University of Chicago Medicine, Center for Arrhythmia Care | Heart and Vascular Center, Chicago, Illinois, USA.
Curr Opin Cardiol. 2020 May;35(3):295-307. doi: 10.1097/HCO.0000000000000735.
His bundle pacing (HBP) has emerged as a novel method to achieve electrical resynchronization in bundle branch block and as an alternative means to deliver cardiac resynchronization therapy (CRT). There are now data on HBP in CRT-eligible patients from cohort studies and a single pilot randomized controlled trial (RCT).

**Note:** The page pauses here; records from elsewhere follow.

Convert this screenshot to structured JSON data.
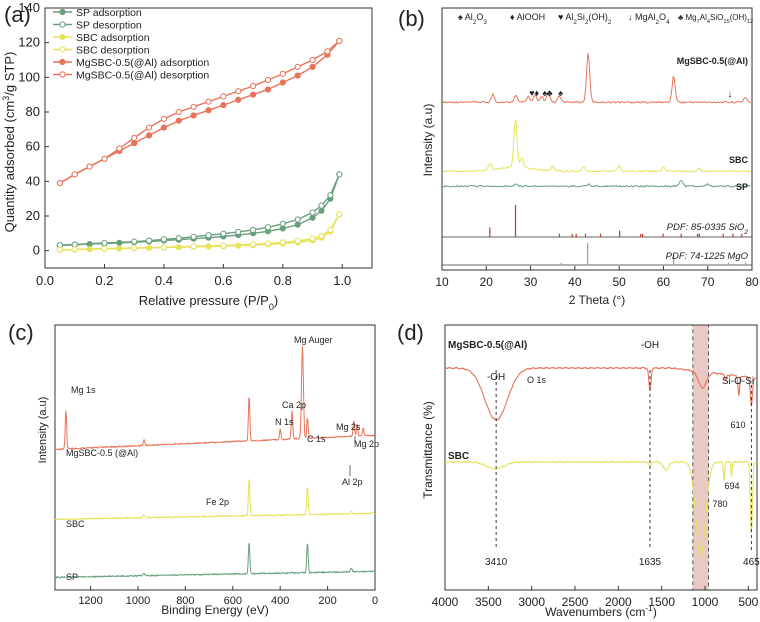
{
  "colors": {
    "sp": "#6a9f7e",
    "sbc": "#e6e25c",
    "mg": "#e8735a",
    "ref_sio2": "#c0392b",
    "ref_mgo": "#9a9a9a",
    "highlight": "#e8c9c4",
    "axis": "#333333"
  },
  "chart_data": [
    {
      "panel": "(a)",
      "type": "line",
      "xlabel": "Relative pressure (P/P",
      "xlabel_sub": "0",
      "xlabel_tail": ")",
      "ylabel": "Quantity adsorbed (cm",
      "ylabel_sup": "3",
      "ylabel_tail": "/g STP)",
      "xlim": [
        0,
        1.1
      ],
      "ylim": [
        -10,
        140
      ],
      "xticks": [
        "0.0",
        "0.2",
        "0.4",
        "0.6",
        "0.8",
        "1.0"
      ],
      "xtick_values": [
        0,
        0.2,
        0.4,
        0.6,
        0.8,
        1.0
      ],
      "yticks": [
        "0",
        "20",
        "40",
        "60",
        "80",
        "100",
        "120",
        "140"
      ],
      "ytick_values": [
        0,
        20,
        40,
        60,
        80,
        100,
        120,
        140
      ],
      "legend_position": "top-left",
      "series": [
        {
          "name": "SP adsorption",
          "color_key": "sp",
          "filled": true,
          "x": [
            0.05,
            0.1,
            0.15,
            0.2,
            0.25,
            0.3,
            0.35,
            0.4,
            0.45,
            0.5,
            0.55,
            0.6,
            0.65,
            0.7,
            0.75,
            0.8,
            0.85,
            0.9,
            0.93,
            0.96,
            0.99
          ],
          "y": [
            3,
            3.4,
            3.8,
            4.1,
            4.5,
            4.9,
            5.3,
            5.8,
            6.3,
            6.9,
            7.5,
            8.2,
            9,
            10,
            11.2,
            12.8,
            15,
            19,
            23,
            30,
            44
          ]
        },
        {
          "name": "SP desorption",
          "color_key": "sp",
          "filled": false,
          "x": [
            0.99,
            0.96,
            0.93,
            0.9,
            0.85,
            0.8,
            0.75,
            0.7,
            0.65,
            0.6,
            0.55,
            0.5,
            0.45,
            0.4,
            0.35,
            0.3,
            0.2,
            0.1,
            0.05
          ],
          "y": [
            44,
            32,
            26,
            22,
            18,
            15.5,
            13.5,
            12,
            10.8,
            9.8,
            8.9,
            8,
            7.2,
            6.5,
            5.8,
            5.2,
            4.4,
            3.6,
            3.2
          ]
        },
        {
          "name": "SBC adsorption",
          "color_key": "sbc",
          "filled": true,
          "x": [
            0.05,
            0.1,
            0.15,
            0.2,
            0.25,
            0.3,
            0.35,
            0.4,
            0.45,
            0.5,
            0.55,
            0.6,
            0.65,
            0.7,
            0.75,
            0.8,
            0.85,
            0.9,
            0.93,
            0.96,
            0.99
          ],
          "y": [
            0.4,
            0.6,
            0.8,
            1,
            1.2,
            1.4,
            1.6,
            1.8,
            2.0,
            2.2,
            2.4,
            2.6,
            2.9,
            3.2,
            3.6,
            4.1,
            4.8,
            6,
            7.5,
            11,
            21
          ]
        },
        {
          "name": "SBC desorption",
          "color_key": "sbc",
          "filled": false,
          "x": [
            0.99,
            0.96,
            0.93,
            0.9,
            0.85,
            0.8,
            0.75,
            0.7,
            0.6,
            0.5,
            0.4,
            0.3,
            0.2,
            0.1,
            0.05
          ],
          "y": [
            21,
            12,
            8.5,
            7,
            5.6,
            4.8,
            4.2,
            3.7,
            3,
            2.5,
            2,
            1.6,
            1.2,
            0.8,
            0.5
          ]
        },
        {
          "name": "MgSBC-0.5(@Al) adsorption",
          "color_key": "mg",
          "filled": true,
          "x": [
            0.05,
            0.1,
            0.15,
            0.2,
            0.25,
            0.3,
            0.35,
            0.4,
            0.45,
            0.5,
            0.55,
            0.6,
            0.65,
            0.7,
            0.75,
            0.8,
            0.85,
            0.9,
            0.95,
            0.99
          ],
          "y": [
            39,
            44,
            48.5,
            53,
            57.5,
            62,
            66.5,
            71,
            75,
            78,
            81,
            84,
            87,
            90,
            93,
            97,
            101,
            106,
            113,
            121
          ]
        },
        {
          "name": "MgSBC-0.5(@Al) desorption",
          "color_key": "mg",
          "filled": false,
          "x": [
            0.99,
            0.95,
            0.9,
            0.85,
            0.8,
            0.75,
            0.7,
            0.65,
            0.6,
            0.55,
            0.5,
            0.45,
            0.4,
            0.35,
            0.3,
            0.25,
            0.2,
            0.15,
            0.1,
            0.05
          ],
          "y": [
            121,
            115,
            110,
            106,
            102,
            98.5,
            95,
            92,
            89,
            86,
            83,
            80,
            76,
            71,
            65,
            59,
            53,
            48.5,
            44,
            39
          ]
        }
      ]
    },
    {
      "panel": "(b)",
      "type": "line",
      "xlabel": "2 Theta (°)",
      "ylabel": "Intensity (a.u)",
      "xlim": [
        10,
        80
      ],
      "xticks": [
        "10",
        "20",
        "30",
        "40",
        "50",
        "60",
        "70",
        "80"
      ],
      "xtick_values": [
        10,
        20,
        30,
        40,
        50,
        60,
        70,
        80
      ],
      "legend_items": [
        "Al",
        "AlOOH",
        "Al",
        "MgAl",
        "Mg"
      ],
      "legend_text": {
        "al2o3": [
          "Al",
          "2",
          "O",
          "3"
        ],
        "alooh": "AlOOH",
        "alsi": [
          "Al",
          "2",
          "Si",
          "2",
          "(OH)",
          "2"
        ],
        "mgal": [
          "MgAl",
          "2",
          "O",
          "4"
        ],
        "mgalsi": [
          "Mg",
          "7",
          "Al",
          "4",
          "SiO",
          "15",
          "(OH)",
          "12"
        ]
      },
      "series": [
        {
          "name": "MgSBC-0.5(@Al)",
          "color_key": "mg",
          "peaks": [
            [
              21.5,
              8
            ],
            [
              26.6,
              7
            ],
            [
              29.5,
              6
            ],
            [
              31,
              7
            ],
            [
              32.5,
              6
            ],
            [
              34,
              9
            ],
            [
              36.5,
              6
            ],
            [
              43,
              50
            ],
            [
              62.3,
              26
            ],
            [
              78.5,
              5
            ]
          ]
        },
        {
          "name": "SBC",
          "color_key": "sbc",
          "peaks": [
            [
              20.8,
              7
            ],
            [
              26.6,
              48
            ],
            [
              28,
              10
            ],
            [
              35,
              5
            ],
            [
              42,
              4
            ],
            [
              50,
              6
            ],
            [
              60,
              4
            ],
            [
              68,
              3
            ]
          ]
        },
        {
          "name": "SP",
          "color_key": "sp",
          "peaks": [
            [
              26.6,
              2
            ],
            [
              43,
              2
            ],
            [
              64,
              6
            ],
            [
              70,
              2
            ]
          ]
        }
      ],
      "references": [
        {
          "name": "PDF: 85-0335 SiO",
          "sub": "2",
          "color_key": "ref_sio2",
          "positions": [
            20.8,
            26.6,
            36.5,
            39.4,
            40.3,
            42.4,
            45.8,
            50.1,
            54.9,
            55.3,
            59.9,
            64.0,
            67.7,
            68.1,
            73.5,
            75.7,
            77.7
          ],
          "heights": [
            0.3,
            1,
            0.1,
            0.1,
            0.1,
            0.1,
            0.1,
            0.2,
            0.1,
            0.1,
            0.1,
            0.1,
            0.1,
            0.1,
            0.1,
            0.1,
            0.1
          ]
        },
        {
          "name": "PDF: 74-1225 MgO",
          "sub": "",
          "color_key": "ref_mgo",
          "positions": [
            36.9,
            42.9,
            62.3,
            74.7,
            78.6
          ],
          "heights": [
            0.1,
            1,
            0.5,
            0.1,
            0.1
          ]
        }
      ]
    },
    {
      "panel": "(c)",
      "type": "line",
      "xlabel": "Binding Energy (eV)",
      "ylabel": "Intensity (a.u)",
      "xlim": [
        1350,
        0
      ],
      "xticks": [
        "1200",
        "1000",
        "800",
        "600",
        "400",
        "200",
        "0"
      ],
      "xtick_values": [
        1200,
        1000,
        800,
        600,
        400,
        200,
        0
      ],
      "annotations": [
        "Mg 1s",
        "O 1s",
        "Mg Auger",
        "Ca 2p",
        "N 1s",
        "C 1s",
        "Mg 2s",
        "Mg 2p",
        "Al 2p",
        "Fe 2p"
      ],
      "series": [
        {
          "name": "MgSBC-0.5 (@Al)",
          "color_key": "mg",
          "peaks": [
            [
              1304,
              38
            ],
            [
              975,
              6
            ],
            [
              531,
              45
            ],
            [
              350,
              28
            ],
            [
              400,
              10
            ],
            [
              306,
              92
            ],
            [
              285,
              20
            ],
            [
              89,
              16
            ],
            [
              75,
              12
            ],
            [
              50,
              8
            ]
          ]
        },
        {
          "name": "SBC",
          "color_key": "sbc",
          "peaks": [
            [
              531,
              38
            ],
            [
              285,
              28
            ],
            [
              975,
              3
            ],
            [
              100,
              3
            ]
          ]
        },
        {
          "name": "SP",
          "color_key": "sp",
          "peaks": [
            [
              531,
              32
            ],
            [
              285,
              30
            ],
            [
              975,
              3
            ],
            [
              100,
              4
            ]
          ]
        }
      ]
    },
    {
      "panel": "(d)",
      "type": "line",
      "xlabel": "Wavenumbers (cm",
      "xlabel_sup": "-1",
      "xlabel_tail": ")",
      "ylabel": "Transmittance (%)",
      "xlim": [
        4000,
        400
      ],
      "xticks": [
        "4000",
        "3500",
        "3000",
        "2500",
        "2000",
        "1500",
        "1000",
        "500"
      ],
      "xtick_values": [
        4000,
        3500,
        3000,
        2500,
        2000,
        1500,
        1000,
        500
      ],
      "band_labels": [
        "-OH",
        "-OH",
        "Si-O-Si"
      ],
      "vline_labels": [
        "3410",
        "1635",
        "465"
      ],
      "point_labels": [
        "610",
        "780",
        "694"
      ],
      "series": [
        {
          "name": "MgSBC-0.5(@Al)",
          "color_key": "mg",
          "dips": [
            [
              3410,
              52,
              260
            ],
            [
              1635,
              22,
              25
            ],
            [
              1030,
              16,
              90
            ],
            [
              760,
              6,
              20
            ],
            [
              610,
              20,
              18
            ],
            [
              465,
              28,
              25
            ]
          ]
        },
        {
          "name": "SBC",
          "color_key": "sbc",
          "dips": [
            [
              3420,
              7,
              200
            ],
            [
              1635,
              4,
              25
            ],
            [
              1450,
              8,
              60
            ],
            [
              1050,
              95,
              110
            ],
            [
              780,
              18,
              15
            ],
            [
              694,
              14,
              12
            ],
            [
              465,
              70,
              25
            ]
          ]
        }
      ]
    }
  ]
}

Early clinical data regarding HBP in heart failure have demonstrated echocardiographic and functional improvement similar to traditional biventricular pacing (BiV), mostly when utilized as a bailout to traditional BiV-CRT. A single pilot RCT, His-SYNC, showed a trend toward greater echocardiographic response in an on-treatment analysis, but was underpowered. No large RCTs have reported long-term clinical outcomes. In order to realize any benefit from HBP, output-dependent morphology changes must be demonstrated to ensure the conduction system capture is present. There may be a role for corrective HBP in patients with right bundle branch block and after atrioventricular node ablation, which is theoretically more desirable than traditional BiV. Importantly, however, HBP is likely not to benefit patients with nonspecific intraventricular conduction delay.

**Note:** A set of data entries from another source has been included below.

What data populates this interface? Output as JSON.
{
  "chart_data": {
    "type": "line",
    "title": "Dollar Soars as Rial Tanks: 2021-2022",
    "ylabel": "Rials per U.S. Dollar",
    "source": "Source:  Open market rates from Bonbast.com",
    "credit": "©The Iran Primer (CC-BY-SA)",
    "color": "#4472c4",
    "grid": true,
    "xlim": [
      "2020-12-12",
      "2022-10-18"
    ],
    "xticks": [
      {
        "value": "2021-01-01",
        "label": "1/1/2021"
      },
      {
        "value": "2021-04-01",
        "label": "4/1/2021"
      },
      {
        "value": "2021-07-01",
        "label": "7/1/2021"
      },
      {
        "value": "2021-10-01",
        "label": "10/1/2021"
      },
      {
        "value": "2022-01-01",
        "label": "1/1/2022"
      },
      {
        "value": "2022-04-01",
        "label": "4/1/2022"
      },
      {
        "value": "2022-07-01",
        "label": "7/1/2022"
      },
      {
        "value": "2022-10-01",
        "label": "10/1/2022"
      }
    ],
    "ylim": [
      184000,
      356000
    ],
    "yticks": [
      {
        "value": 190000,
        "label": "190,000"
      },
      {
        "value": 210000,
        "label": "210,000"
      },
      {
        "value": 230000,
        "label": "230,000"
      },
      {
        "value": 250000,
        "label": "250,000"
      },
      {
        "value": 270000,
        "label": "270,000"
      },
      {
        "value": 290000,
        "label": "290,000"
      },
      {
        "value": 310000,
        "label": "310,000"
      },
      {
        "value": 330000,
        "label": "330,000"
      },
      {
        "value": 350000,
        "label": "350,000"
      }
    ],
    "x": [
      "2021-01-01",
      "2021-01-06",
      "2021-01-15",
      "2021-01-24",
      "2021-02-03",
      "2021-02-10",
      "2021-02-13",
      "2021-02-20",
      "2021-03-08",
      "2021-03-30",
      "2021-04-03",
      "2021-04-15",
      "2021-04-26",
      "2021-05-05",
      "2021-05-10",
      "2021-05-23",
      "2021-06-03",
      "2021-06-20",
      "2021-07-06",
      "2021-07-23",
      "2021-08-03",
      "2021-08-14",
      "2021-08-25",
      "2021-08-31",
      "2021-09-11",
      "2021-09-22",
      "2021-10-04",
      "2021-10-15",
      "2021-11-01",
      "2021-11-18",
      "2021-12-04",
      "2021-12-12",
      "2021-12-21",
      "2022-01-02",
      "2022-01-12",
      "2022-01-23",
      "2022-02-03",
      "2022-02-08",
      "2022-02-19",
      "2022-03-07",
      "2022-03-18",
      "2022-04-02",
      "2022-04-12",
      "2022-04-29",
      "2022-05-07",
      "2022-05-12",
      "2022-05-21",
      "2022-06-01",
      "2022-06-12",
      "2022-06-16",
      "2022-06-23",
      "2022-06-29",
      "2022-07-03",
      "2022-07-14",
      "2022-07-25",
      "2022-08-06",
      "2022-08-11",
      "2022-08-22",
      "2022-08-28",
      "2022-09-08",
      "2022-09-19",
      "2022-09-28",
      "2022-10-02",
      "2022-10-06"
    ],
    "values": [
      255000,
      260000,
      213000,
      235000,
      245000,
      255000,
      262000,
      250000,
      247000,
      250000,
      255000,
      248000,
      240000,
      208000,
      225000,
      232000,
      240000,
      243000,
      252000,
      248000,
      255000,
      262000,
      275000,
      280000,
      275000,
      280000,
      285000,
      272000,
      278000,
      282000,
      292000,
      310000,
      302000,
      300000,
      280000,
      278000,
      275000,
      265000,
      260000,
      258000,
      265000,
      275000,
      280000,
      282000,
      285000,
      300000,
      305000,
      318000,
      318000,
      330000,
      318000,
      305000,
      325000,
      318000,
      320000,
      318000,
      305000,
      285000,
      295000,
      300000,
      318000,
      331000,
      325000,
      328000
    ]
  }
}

HBP is emerging as an alternative strategy for CRT and may have a role in patients in whom traditional BiV is not achievable or ineffective.
希氏束起搏(HBP)已成为一种实现束支传导阻滞患者电同步的新方法,也是提供心脏再同步治疗(CRT)的替代手段。目前,关于 CRT 适应证患者的 HBP 的数据来自队列研究和一项单中心随机对照试验(RCT)。
心力衰竭患者 HBP 的早期临床数据表明,超声心动图和功能改善与传统双心室起搏(BiV)相似,主要是当作为传统 BiV-CRT 的替代手段时。一项单中心 RCT(His-SYNC)研究显示,在治疗分析中,有更大的超声心动图反应趋势,但该研究的效力不足。没有大型 RCT 报道长期临床结局。为了从 HBP 中获得任何益处,必须证明输出依赖性形态改变,以确保存在传导系统捕获。在右束支传导阻滞和房室结消融后,HBP 可能对纠正有一定作用,从理论上讲,这比传统 BiV 更可取。然而,重要的是,HBP 可能不会使非特异性室内传导延迟的患者受益。
HBP 作为 CRT 的替代策略正在出现,对于传统 BiV 不可行或无效的患者可能具有一定作用。